Certain white collar employees, such as some of those in sales, bonafide teachers, doctors, lawyers, and business owners, were not subject to the same (or any) minimum salary threshold previously, and that has not changed. All other employees classified under a White Collar Exemption must make at least $913 per week, or $47,476 per year, when the new rule goes into effect.

The salary threshold will not fluctuate based on the number of hours worked, nor is there any pro-rating, so part-time and full-time employees will be subject to the same rule.

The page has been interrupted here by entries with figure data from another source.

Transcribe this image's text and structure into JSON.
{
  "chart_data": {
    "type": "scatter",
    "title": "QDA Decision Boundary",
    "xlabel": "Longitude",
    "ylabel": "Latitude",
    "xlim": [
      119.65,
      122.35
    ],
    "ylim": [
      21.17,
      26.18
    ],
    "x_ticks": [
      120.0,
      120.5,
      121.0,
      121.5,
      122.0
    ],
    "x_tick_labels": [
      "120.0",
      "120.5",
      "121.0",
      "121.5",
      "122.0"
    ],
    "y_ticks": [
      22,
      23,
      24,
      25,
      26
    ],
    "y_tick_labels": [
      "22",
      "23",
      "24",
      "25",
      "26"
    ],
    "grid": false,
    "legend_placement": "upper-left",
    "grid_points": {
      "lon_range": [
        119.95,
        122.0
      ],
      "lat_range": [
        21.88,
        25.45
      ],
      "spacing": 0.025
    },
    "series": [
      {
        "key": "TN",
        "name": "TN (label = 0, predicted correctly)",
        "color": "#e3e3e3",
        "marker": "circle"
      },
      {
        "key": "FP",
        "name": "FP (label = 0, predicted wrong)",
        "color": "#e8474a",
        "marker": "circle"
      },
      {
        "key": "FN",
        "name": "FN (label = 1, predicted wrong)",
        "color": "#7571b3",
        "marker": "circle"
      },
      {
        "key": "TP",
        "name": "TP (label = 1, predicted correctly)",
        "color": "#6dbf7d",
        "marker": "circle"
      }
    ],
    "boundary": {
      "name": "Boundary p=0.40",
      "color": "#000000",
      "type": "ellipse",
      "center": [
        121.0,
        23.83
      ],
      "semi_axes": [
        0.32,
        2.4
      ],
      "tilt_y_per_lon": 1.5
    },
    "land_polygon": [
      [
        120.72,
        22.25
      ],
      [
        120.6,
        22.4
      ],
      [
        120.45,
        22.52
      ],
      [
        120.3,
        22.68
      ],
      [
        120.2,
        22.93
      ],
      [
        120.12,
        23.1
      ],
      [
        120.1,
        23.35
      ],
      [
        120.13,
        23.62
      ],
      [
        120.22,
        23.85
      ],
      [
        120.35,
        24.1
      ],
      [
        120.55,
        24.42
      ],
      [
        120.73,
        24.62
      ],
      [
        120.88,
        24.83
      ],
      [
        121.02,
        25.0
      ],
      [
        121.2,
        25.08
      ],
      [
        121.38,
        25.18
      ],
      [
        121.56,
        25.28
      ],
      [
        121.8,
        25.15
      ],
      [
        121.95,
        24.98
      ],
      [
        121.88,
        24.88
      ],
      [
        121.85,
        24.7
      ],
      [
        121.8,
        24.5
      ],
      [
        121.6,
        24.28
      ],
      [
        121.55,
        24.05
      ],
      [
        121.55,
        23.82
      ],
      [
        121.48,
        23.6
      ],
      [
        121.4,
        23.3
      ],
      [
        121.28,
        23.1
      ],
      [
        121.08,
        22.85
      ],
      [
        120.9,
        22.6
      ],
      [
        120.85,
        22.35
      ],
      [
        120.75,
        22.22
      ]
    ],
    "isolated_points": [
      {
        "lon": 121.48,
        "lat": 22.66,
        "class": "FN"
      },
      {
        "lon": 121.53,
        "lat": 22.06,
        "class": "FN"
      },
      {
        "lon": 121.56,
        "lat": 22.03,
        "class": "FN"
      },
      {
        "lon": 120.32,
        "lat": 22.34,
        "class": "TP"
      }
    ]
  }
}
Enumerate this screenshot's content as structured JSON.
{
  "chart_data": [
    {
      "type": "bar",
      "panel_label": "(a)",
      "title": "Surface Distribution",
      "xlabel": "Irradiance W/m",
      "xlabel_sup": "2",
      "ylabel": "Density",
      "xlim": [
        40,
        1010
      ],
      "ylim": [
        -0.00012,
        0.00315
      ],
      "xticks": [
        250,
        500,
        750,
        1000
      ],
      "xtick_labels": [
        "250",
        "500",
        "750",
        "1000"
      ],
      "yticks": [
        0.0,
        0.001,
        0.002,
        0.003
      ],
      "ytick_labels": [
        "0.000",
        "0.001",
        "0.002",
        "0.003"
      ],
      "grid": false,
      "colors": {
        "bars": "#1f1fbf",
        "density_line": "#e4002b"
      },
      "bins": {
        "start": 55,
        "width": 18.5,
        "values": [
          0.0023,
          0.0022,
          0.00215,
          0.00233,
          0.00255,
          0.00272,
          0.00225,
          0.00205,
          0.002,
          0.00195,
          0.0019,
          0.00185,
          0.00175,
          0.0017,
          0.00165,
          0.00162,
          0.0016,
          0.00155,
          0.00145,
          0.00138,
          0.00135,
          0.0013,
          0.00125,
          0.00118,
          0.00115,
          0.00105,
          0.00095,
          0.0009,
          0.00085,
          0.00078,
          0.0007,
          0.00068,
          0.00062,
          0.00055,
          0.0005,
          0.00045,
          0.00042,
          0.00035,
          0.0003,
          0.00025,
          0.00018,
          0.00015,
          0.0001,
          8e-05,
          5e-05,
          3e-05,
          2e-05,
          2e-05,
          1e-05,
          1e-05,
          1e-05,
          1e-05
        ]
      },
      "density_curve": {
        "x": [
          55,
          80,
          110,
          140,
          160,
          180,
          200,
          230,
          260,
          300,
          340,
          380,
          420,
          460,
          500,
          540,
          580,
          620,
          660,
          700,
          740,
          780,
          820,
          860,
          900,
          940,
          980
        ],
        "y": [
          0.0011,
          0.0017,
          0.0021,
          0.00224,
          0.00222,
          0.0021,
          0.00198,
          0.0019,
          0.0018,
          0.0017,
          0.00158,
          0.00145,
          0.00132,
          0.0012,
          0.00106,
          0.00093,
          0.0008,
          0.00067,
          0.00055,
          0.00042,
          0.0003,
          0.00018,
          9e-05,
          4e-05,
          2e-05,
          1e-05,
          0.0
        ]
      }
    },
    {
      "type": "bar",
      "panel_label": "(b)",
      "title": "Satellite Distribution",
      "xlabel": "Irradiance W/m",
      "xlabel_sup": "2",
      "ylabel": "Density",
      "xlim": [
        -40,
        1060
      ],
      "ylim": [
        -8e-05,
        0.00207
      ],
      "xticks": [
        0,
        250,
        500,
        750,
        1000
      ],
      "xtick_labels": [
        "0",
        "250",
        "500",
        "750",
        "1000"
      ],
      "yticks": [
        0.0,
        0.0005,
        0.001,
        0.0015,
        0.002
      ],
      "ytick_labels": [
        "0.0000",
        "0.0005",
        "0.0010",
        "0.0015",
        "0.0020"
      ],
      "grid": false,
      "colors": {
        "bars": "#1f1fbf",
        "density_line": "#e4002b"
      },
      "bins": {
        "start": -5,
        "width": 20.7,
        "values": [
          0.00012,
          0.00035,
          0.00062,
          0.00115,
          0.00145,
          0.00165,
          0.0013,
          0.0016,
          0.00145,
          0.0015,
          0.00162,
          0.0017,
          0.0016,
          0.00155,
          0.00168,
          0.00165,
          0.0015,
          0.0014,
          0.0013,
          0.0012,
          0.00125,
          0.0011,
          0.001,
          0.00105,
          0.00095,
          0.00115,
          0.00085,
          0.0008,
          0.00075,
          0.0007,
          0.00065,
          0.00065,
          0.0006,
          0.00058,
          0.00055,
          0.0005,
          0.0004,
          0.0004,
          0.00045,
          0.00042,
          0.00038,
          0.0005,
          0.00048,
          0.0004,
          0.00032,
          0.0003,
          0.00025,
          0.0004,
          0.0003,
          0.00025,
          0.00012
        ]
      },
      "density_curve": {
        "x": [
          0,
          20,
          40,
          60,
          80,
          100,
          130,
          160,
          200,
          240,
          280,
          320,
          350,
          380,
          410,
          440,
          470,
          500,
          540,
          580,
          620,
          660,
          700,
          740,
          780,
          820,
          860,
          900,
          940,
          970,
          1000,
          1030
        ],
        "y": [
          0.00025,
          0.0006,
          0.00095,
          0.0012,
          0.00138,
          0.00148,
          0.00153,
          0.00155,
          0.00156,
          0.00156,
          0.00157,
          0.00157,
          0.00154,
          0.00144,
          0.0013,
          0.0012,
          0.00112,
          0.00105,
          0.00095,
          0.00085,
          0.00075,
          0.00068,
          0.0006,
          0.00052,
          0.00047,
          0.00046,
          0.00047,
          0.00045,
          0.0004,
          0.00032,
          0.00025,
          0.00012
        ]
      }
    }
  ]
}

As a reminder, to qualify as exempt, employees who meet the minimum salary threshold must also be paid on a salary basis – meaning their pay doesn’t fluctuate based on number of hours worked or the quantity or quality of their work – and they must pass the duties test for at least one of the FLSA’s exemption categories.

Generally, three requirements must be met for an employee to be exempt from overtime and minimum wage:

  • Employee is considered an executive, administrator, professional, or outside salesperson
  • Employee is paid on a salary or fee basis (except for outside-sales employees)
  • Employee is paid at a minimum rate (this rule is what is changing)

Here are two options for employers:

  1. Increase impacted employees’ wages to meet the new threshhold
  2. Change the FLSA status to nonexempt for impacted employees and start paying overtime

The Final Rule also raises the compensation level for highly compensated employees subject to a more minimal duties test from $120,000 to $134,004 annually.

The Final Rule also establishes a mechanism for automatically updating the salary and compensation levels every three years, with the first update (after this year) to take place in 2020.